Nel karate siamo allenati a pensare e a visualizzare che il nostro corpo e le nostre azioni non sono mai lasciate al caso (rispettando sempre l’età del praticante), contrariamente a quanto accade nella vita quotidiana in cui siamo “catturati dal corpo” solo quando è in una fase di allarme/dolore: lo stato di emergenza, tuttavia, ha indotto in modo pressoché generalizzato a iniziare ad avvertire il corpo come un fardello, come un punto di disagio/debolezza, condizione che si è riscontrata fortemente in tutti i dojo alla ripresa delle attività soprattutto con gli allievi più giovani.
Il lavoro che ci aspetta nei prossimi anni non sarà facile, ma c’è la necessità che s’inizi a pensare al corpo in modo diverso nell’approccio verso quegli allievi che più di tutti hanno subito l’impatto “Covid”, pensandolo cioè come con un traduttore esplicito di ciò che la mente non è in grado di sopportare e che la voce non è capace di comunicare (meccanismo di difesa).

Facciamo un esempio: se un praticante che non aveva mai mostrato difficoltà nell’eseguire una tecnica e/o difficoltà nell’apprendere una determinata sequenza di kihon e/o nell’eseguire i kata, ora lo ritroviamo in una situazione di gap psicomotorio, oppure in blocco durante situazioni ad alto valore stressogeno (gare, esami etc.), ciò significa che, fatte le dovute eccezioni, il corpo sta mandando un segnale forte e chiaro, un segnale di “disagio” e/o difficoltà emotiva, e il suo “bloccarsi” assume un ruolo di protezione per la mente e di campanello d’allarme.
Questa strada di ascolto delle difficoltà e delle necessità, avente come facilitatore della comunicazione il corpo, dovrebbe essere presa in carico con grande attenzione dal Maestro e/o Istruttore, attraverso una consapevole e puntuale osservazione sui dettagli e sulle piccole variazioni di modalità di pratica che possono coinvolgere tanto il rapporto con i compagni di pratica, quanto l’ambito relazionale con il maestro, quanto il coinvolgimento nella pratica (emotivo e pratico) e, non da meno, l’assiduità di pratica.

Il corpo sta mandando un segnale forte e chiaro, un segnale di “disagio”.
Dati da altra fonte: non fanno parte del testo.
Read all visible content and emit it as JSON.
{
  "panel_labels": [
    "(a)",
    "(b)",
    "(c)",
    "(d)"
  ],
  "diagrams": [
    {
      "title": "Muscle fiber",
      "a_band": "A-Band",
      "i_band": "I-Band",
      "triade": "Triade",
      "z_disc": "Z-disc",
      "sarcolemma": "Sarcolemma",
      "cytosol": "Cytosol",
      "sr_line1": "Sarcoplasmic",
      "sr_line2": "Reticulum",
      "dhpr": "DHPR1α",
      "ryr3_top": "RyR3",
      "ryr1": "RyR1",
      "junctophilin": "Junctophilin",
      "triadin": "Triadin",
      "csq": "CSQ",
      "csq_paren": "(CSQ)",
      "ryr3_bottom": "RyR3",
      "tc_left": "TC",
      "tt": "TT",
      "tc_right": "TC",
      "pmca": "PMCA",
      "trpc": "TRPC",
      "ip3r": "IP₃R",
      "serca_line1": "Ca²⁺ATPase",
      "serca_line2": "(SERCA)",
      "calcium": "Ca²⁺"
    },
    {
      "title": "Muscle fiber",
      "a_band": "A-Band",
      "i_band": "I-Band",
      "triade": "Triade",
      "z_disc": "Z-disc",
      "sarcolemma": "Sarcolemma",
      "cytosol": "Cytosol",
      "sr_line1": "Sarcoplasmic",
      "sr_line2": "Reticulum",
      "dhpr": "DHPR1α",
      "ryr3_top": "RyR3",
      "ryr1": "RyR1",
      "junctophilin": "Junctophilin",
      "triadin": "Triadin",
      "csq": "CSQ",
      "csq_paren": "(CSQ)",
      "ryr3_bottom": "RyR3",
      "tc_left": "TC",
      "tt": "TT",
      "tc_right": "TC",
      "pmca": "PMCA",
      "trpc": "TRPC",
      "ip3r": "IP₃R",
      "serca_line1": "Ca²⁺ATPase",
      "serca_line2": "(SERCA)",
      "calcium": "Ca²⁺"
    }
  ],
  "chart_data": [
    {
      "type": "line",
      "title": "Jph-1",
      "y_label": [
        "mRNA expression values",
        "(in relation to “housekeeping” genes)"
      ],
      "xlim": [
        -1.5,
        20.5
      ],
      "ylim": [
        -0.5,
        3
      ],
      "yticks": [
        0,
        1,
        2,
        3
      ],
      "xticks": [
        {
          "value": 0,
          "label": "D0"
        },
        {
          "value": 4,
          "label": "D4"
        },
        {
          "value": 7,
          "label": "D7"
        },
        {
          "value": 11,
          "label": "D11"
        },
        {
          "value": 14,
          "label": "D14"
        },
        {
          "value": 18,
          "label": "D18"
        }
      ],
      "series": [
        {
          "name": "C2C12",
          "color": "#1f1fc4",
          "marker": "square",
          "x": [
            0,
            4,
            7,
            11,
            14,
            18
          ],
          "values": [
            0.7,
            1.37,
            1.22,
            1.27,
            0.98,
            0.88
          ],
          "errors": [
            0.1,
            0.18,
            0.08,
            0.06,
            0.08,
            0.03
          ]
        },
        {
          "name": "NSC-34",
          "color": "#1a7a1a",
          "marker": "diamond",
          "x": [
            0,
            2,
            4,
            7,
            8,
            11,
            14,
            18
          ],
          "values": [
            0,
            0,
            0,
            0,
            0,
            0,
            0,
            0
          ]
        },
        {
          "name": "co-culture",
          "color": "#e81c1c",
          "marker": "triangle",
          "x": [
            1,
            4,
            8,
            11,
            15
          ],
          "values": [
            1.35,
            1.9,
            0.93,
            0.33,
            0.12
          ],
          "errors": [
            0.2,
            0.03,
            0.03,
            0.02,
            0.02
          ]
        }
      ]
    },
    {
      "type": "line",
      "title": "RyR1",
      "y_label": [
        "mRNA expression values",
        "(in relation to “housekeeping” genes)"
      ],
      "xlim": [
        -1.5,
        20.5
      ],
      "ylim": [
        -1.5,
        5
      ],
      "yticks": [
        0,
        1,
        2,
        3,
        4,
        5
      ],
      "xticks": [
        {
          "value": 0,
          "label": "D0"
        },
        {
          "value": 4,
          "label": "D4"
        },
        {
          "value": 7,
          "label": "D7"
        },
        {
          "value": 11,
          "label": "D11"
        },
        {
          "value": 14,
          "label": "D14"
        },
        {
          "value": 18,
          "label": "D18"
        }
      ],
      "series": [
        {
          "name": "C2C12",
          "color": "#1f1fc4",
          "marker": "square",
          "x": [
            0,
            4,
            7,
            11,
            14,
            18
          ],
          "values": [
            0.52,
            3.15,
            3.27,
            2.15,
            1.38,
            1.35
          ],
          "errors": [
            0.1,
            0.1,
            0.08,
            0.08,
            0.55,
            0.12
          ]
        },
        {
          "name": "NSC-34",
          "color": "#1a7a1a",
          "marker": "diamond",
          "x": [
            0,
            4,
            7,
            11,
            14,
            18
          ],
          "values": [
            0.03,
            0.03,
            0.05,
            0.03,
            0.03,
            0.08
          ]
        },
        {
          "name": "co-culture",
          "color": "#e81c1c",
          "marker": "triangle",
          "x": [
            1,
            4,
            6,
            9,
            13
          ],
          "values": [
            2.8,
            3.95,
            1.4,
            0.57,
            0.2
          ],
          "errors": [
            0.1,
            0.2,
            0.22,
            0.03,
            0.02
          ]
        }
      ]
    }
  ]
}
La possibilità di poter mascherare il nostro “sentire” nell’agire nel quotidiano, nel Karate-do diventa pressoché nulla, perché ogni gesto, ogni tecnica, ogni movimento, durante la sua pratica diventano mezzo/strumento di comunicazione, il più delle volte inconsapevole, del nostro mondo interiore… La difficoltà resta nell’imparare a interpretare e a tradurre l’agito nel Karate come un messaggio ricco di significati e significanti di chi pratica: il karate ci dice che non è possibile fare finta di stare bene con sé stessi ed è bussola del proprio modo di stare ed esserci nelle cose e, come tale, ci indica la strada da seguire.
L’approccio emotivo entra a pieno titolo nella pratica, in quanto è facilitato dalla sua logica di base della stessa disciplina, che conduce il karateka allo sviluppo delle proprie capacità, rispettando i suoi momenti di crisi e di difficoltà: ogni passaggio di graduazione prevede una messa appunto e una ristrutturazione su ciò che si è convinti di sapere e ciò che si sa fare, considerando la chiave di lettura che il colore di cintura richiede.